In Chapter 3, we addressed the following unanswered research questions: What are the associations of dietary insulinemic and inflammatory potential with type 2 diabetes risk across major life stages? What are their joint associations across major life stages? What are the associations between changes in dietary insulinemic and inflammatory potential from adolescence to adulthood and the risk of type 2 diabetes? Does lowering dietary insulinemic and inflammatory potential have immediate benefits in reducing the risk of type 2 diabetes in adulthood, or is there a time lag before the benefits become apparent?

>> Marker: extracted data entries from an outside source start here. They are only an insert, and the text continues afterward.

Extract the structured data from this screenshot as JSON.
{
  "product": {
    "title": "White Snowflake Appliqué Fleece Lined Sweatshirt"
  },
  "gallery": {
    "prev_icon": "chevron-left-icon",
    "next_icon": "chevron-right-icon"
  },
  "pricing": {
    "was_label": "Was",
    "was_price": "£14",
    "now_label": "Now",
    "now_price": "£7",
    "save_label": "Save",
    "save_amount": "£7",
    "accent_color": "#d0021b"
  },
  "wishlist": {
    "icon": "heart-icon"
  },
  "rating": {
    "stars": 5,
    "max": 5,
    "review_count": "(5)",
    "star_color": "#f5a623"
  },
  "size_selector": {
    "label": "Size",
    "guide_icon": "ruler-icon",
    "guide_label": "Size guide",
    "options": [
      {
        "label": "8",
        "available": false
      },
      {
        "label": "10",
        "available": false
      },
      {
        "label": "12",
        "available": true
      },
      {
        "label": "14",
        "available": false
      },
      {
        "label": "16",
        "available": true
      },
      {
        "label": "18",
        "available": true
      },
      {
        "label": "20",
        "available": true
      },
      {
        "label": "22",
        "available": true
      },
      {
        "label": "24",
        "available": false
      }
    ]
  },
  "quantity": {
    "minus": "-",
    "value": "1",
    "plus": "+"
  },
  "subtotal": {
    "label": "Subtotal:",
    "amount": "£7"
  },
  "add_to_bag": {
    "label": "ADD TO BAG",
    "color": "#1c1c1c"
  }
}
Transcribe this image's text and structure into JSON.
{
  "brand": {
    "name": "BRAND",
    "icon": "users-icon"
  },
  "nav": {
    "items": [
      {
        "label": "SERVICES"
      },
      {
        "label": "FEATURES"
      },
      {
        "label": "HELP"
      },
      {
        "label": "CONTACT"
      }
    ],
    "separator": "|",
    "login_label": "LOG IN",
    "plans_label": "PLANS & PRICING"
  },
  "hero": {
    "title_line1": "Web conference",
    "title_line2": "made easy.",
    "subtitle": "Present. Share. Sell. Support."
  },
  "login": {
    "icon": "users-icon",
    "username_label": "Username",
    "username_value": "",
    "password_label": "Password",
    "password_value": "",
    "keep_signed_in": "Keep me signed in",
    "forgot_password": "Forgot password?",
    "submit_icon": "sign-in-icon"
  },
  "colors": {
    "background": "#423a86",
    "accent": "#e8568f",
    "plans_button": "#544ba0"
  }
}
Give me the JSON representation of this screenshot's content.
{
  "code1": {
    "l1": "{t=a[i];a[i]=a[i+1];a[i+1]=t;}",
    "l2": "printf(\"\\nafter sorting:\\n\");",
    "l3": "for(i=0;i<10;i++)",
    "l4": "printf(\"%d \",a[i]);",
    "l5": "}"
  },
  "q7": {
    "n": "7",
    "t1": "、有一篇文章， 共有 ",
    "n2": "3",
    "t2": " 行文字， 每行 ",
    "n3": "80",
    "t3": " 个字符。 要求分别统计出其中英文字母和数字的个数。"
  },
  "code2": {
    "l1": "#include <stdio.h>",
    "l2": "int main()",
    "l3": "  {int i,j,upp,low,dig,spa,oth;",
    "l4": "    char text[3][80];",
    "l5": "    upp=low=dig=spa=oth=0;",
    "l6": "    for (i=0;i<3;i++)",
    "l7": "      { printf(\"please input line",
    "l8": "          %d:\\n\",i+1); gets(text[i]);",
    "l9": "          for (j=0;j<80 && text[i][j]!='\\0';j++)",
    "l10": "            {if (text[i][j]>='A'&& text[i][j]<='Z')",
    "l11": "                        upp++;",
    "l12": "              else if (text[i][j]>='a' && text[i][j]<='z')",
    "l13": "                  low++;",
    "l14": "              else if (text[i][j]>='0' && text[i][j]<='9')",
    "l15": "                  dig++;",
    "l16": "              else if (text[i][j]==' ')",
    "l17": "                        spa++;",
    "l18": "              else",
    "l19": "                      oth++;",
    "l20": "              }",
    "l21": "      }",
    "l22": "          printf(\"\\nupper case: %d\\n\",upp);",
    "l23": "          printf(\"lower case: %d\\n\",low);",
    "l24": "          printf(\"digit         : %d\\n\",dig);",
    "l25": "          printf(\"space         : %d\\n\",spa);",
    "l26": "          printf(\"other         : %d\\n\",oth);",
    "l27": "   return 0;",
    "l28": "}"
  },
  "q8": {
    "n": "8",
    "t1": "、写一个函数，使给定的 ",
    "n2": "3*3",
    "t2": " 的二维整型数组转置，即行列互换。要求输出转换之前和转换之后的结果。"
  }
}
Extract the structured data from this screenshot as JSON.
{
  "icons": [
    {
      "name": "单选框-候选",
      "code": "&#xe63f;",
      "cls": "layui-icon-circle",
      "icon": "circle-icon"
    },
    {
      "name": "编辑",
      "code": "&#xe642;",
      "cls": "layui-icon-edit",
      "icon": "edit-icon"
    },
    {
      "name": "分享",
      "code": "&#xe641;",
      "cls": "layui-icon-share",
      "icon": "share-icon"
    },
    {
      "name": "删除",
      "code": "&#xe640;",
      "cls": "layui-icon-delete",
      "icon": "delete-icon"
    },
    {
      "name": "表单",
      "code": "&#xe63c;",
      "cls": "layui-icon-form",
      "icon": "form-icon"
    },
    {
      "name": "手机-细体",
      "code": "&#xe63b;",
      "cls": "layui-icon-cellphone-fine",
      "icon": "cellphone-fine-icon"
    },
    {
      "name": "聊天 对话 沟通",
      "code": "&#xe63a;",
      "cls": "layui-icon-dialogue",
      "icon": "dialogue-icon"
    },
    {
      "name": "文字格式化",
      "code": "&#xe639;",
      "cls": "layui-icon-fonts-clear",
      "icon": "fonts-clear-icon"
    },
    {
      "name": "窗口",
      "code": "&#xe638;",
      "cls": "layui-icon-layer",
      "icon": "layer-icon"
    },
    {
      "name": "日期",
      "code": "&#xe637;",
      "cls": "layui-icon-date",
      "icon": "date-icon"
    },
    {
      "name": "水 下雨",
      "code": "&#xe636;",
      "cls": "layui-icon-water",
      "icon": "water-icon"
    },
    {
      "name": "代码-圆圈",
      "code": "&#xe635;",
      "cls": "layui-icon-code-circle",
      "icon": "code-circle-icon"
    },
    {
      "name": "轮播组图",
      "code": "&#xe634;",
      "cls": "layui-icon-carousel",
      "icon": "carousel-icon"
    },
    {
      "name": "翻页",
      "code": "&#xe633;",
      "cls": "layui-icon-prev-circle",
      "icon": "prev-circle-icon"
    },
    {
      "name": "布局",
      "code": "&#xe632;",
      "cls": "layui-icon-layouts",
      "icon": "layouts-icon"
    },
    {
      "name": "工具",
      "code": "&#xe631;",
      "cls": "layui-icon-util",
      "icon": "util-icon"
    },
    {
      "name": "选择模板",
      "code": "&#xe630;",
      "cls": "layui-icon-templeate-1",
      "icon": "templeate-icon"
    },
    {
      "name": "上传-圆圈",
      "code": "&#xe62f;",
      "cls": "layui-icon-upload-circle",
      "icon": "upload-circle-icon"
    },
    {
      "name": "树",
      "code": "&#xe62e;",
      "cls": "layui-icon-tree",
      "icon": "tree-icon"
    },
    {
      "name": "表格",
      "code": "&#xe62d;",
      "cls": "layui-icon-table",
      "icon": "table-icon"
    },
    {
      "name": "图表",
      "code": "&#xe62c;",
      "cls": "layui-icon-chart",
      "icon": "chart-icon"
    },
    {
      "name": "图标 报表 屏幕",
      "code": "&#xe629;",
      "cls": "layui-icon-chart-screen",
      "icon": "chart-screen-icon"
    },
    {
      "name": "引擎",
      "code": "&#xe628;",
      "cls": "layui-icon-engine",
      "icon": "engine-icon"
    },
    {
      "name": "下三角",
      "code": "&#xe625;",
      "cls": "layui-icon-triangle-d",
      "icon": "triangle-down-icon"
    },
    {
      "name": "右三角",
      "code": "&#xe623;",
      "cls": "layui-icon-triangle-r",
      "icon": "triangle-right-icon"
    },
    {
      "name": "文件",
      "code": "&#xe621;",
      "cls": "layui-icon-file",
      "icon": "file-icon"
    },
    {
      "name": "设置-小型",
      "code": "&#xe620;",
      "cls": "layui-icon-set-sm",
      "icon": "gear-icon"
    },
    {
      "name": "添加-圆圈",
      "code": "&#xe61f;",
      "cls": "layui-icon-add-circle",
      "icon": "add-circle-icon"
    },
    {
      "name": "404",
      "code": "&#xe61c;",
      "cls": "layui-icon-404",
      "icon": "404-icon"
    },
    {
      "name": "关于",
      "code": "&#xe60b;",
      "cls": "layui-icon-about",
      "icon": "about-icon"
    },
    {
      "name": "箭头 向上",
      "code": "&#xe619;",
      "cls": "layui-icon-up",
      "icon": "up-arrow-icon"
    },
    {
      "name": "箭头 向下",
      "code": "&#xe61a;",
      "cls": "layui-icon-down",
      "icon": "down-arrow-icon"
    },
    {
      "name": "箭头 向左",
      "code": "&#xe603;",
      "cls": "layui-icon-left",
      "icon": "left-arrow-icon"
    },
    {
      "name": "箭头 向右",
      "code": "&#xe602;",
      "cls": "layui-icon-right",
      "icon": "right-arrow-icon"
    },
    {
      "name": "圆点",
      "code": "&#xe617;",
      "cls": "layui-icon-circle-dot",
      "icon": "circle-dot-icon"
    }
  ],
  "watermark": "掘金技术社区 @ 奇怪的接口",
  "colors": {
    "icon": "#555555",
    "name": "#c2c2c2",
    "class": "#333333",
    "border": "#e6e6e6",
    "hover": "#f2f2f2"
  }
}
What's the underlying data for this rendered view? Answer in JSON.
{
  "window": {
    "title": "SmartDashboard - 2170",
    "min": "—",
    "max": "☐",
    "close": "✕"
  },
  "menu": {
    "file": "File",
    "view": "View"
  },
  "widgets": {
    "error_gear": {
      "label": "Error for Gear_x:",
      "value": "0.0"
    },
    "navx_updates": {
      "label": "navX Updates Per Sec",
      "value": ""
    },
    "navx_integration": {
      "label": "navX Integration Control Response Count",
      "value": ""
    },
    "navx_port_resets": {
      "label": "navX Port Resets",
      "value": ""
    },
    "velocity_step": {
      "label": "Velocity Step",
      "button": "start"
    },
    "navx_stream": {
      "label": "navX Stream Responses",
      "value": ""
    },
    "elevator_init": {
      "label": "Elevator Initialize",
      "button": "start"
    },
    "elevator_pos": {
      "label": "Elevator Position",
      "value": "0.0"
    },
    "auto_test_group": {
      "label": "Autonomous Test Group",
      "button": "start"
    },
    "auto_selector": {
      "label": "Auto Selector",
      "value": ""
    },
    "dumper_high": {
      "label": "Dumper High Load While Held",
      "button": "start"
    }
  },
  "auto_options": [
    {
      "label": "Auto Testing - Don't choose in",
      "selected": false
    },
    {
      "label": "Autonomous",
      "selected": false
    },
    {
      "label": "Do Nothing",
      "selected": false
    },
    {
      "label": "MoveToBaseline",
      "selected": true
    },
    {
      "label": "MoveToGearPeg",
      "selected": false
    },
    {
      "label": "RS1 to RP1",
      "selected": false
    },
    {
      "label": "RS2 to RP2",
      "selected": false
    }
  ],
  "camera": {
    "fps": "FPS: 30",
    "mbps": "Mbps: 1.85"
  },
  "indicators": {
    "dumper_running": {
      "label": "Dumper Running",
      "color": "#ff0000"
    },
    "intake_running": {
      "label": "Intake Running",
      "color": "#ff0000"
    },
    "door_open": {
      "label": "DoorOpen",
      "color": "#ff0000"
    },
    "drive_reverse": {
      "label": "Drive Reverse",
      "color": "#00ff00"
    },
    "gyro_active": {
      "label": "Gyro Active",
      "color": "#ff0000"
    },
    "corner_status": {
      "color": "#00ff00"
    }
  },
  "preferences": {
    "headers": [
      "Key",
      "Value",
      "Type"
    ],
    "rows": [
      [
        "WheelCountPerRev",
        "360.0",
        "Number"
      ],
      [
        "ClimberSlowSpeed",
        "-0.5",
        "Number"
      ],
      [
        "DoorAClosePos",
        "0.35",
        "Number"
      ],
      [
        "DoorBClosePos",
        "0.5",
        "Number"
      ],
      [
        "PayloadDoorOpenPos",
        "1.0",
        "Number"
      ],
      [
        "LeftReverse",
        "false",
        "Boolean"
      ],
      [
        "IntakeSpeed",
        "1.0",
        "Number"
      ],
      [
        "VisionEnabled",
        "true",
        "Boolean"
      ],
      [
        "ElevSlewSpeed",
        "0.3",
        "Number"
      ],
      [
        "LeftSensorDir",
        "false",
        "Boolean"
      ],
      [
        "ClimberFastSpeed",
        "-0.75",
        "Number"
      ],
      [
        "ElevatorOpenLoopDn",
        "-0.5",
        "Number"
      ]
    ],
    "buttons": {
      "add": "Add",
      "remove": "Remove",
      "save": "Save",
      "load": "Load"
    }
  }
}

Leveraging data from 40,135 eligible participants in the Nurses’ Health Study II, we prospectively investigated, from a life course perspective in women, the associations of dietary insulinemic and inflammatory potential across different major life stages—adolescence, premenopausal adulthood, postmenopausal adulthood—and changes and cumulatively over the lifetime with the risk of incident type 2 diabetes. Empirical dietary index for hyperinsulinemia (EDIH) and empirical dietary inflammatory pattern (EDIP) scores were derived from validated adulthood food frequency questionnaires administered every 4 years and validated high school questionnaire. We reported that, over the life course in females, high dietary insulinemic and inflammatory potential during both premenopausal and postmenopausal adulthood—but not adolescence—was independently associated with a substantially increased risk of type 2 diabetes. Individuals with high adulthood dietary insulinemic and inflammatory potential had similar magnitudes of lifetime risk elevation, regardless of their adolescent dietary insulinemic and inflammatory potential status. Adolescent dietary insulinemic and inflammatory potential were associated with a slightly increased risk of premenopausal type 2 diabetes. These findings suggest that adulthood represents the most critical time window for dietary interventions to reduce lifetime type 2 diabetes risk, although adolescent diet may influence the risk of premenopausal type 2 diabetes. Furthermore, our analysis approximating the potential time window underscores the important message that it is never too late to reduce type 2 diabetes risk by lowering dietary insulinemic and inflammatory potential, as higher dietary insulinemic and inflammatory potential in adulthood were associated with an increased risk of type 2 diabetes with a very short time lag.